Frequently Asked Questions
How does credential stuffing differ from brute force attacks in Spring Boot applications?
Credential stuffing uses valid username/password pairs from data breaches, while brute force tries many password combinations for known usernames. Credential stuffing is more dangerous because it exploits password reuse across services. Spring Boot applications are vulnerable to both, but credential stuffing requires fewer requests to succeed since attackers use legitimate credentials rather than guessing passwords.
Can middleBrick detect credential stuffing vulnerabilities without access to my source code?

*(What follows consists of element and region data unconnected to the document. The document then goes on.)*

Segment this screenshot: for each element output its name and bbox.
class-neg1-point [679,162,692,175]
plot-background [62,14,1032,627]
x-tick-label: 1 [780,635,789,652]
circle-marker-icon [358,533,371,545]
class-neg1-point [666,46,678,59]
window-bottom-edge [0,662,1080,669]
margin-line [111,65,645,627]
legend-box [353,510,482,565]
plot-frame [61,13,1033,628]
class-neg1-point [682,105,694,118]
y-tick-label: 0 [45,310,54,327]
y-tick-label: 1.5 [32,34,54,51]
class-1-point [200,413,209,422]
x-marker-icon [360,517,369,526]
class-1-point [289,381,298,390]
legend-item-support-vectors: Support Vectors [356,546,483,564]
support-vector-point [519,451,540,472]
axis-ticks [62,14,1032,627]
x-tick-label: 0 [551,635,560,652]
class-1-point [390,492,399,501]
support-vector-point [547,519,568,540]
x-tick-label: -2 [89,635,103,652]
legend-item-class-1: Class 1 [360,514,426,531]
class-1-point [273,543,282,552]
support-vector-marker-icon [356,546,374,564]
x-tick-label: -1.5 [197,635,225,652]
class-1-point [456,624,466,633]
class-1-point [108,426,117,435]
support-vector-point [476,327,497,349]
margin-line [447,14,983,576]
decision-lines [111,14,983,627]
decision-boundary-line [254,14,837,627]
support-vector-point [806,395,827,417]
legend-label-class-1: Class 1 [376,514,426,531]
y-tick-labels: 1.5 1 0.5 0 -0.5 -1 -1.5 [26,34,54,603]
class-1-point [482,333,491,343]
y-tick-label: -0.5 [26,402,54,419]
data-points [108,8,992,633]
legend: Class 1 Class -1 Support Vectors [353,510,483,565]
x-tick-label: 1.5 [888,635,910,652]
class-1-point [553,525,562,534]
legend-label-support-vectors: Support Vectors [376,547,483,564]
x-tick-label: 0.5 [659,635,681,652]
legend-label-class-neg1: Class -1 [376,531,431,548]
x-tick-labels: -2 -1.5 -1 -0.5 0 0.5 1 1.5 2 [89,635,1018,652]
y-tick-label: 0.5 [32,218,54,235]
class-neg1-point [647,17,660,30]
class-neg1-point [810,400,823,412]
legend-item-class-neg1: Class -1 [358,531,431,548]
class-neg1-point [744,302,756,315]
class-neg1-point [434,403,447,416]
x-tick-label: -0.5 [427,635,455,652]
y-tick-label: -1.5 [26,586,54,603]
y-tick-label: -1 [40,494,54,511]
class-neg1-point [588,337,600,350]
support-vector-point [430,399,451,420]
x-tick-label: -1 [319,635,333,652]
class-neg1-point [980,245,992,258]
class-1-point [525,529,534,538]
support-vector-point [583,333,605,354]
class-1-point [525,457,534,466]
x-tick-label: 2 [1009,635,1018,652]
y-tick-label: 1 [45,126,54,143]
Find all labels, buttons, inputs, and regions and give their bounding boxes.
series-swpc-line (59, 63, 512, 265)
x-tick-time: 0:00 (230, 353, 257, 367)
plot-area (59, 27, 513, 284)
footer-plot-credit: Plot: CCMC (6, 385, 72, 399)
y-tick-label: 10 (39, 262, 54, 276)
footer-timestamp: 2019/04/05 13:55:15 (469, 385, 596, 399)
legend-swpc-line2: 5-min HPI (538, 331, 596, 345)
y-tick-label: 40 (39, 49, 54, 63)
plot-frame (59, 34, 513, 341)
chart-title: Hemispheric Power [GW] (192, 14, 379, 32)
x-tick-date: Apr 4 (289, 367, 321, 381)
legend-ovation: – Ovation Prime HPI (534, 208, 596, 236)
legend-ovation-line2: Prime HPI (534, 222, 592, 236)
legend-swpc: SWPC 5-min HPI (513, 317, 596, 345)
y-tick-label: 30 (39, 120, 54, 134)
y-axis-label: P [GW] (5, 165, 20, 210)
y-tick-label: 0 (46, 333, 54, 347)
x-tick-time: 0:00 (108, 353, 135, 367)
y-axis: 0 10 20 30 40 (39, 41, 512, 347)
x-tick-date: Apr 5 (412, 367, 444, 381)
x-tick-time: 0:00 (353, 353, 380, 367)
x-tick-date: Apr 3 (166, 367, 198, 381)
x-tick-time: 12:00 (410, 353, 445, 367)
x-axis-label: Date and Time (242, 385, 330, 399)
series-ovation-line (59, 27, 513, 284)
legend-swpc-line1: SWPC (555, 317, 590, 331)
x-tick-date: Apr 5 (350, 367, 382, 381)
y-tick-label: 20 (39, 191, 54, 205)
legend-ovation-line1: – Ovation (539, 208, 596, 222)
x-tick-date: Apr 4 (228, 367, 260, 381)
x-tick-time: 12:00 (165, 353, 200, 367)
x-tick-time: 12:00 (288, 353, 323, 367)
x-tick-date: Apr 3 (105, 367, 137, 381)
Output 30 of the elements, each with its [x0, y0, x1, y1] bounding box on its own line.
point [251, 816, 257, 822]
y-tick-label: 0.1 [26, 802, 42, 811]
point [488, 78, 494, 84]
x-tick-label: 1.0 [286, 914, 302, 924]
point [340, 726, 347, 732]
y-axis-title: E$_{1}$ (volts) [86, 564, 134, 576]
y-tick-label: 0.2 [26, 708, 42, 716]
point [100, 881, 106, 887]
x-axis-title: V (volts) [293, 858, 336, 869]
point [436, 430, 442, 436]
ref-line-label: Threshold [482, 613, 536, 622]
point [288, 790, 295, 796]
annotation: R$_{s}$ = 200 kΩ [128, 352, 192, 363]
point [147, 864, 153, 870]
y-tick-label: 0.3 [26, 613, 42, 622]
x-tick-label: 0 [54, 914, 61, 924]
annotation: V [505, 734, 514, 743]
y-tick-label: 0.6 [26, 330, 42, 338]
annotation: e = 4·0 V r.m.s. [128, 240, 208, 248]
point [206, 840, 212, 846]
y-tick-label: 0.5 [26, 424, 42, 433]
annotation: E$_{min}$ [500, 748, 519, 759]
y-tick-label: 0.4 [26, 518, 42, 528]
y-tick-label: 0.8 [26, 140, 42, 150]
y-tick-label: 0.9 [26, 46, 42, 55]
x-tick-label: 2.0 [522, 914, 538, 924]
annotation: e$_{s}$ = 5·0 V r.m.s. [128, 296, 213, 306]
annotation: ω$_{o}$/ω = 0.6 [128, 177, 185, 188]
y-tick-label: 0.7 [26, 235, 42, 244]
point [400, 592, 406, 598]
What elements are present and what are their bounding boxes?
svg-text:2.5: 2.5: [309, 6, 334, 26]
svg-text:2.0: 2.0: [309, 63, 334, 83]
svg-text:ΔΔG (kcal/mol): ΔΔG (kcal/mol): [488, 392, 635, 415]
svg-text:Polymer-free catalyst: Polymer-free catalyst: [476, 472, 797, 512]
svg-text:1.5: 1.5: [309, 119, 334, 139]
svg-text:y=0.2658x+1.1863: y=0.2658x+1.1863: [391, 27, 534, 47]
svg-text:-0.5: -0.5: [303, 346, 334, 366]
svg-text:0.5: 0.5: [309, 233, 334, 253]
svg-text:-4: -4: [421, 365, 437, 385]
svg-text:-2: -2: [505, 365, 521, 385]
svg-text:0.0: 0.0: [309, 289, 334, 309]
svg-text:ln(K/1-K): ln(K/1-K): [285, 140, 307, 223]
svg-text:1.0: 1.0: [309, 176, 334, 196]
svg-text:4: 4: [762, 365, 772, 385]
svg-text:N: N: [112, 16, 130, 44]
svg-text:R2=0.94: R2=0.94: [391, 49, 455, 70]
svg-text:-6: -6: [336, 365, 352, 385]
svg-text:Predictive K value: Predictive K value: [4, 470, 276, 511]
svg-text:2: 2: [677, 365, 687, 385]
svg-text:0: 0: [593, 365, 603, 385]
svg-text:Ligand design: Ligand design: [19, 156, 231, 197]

Yes, middleBrick performs black-box scanning of your API endpoints. It tests authentication endpoints by attempting logins with common credential pairs and analyzing response patterns. The scanner doesn't need your source code, database access, or credentials—just the URL of your Spring Boot application. It identifies vulnerabilities like lack of rate limiting, predictable error messages, and exposed actuator endpoints that could facilitate credential stuffing attacks.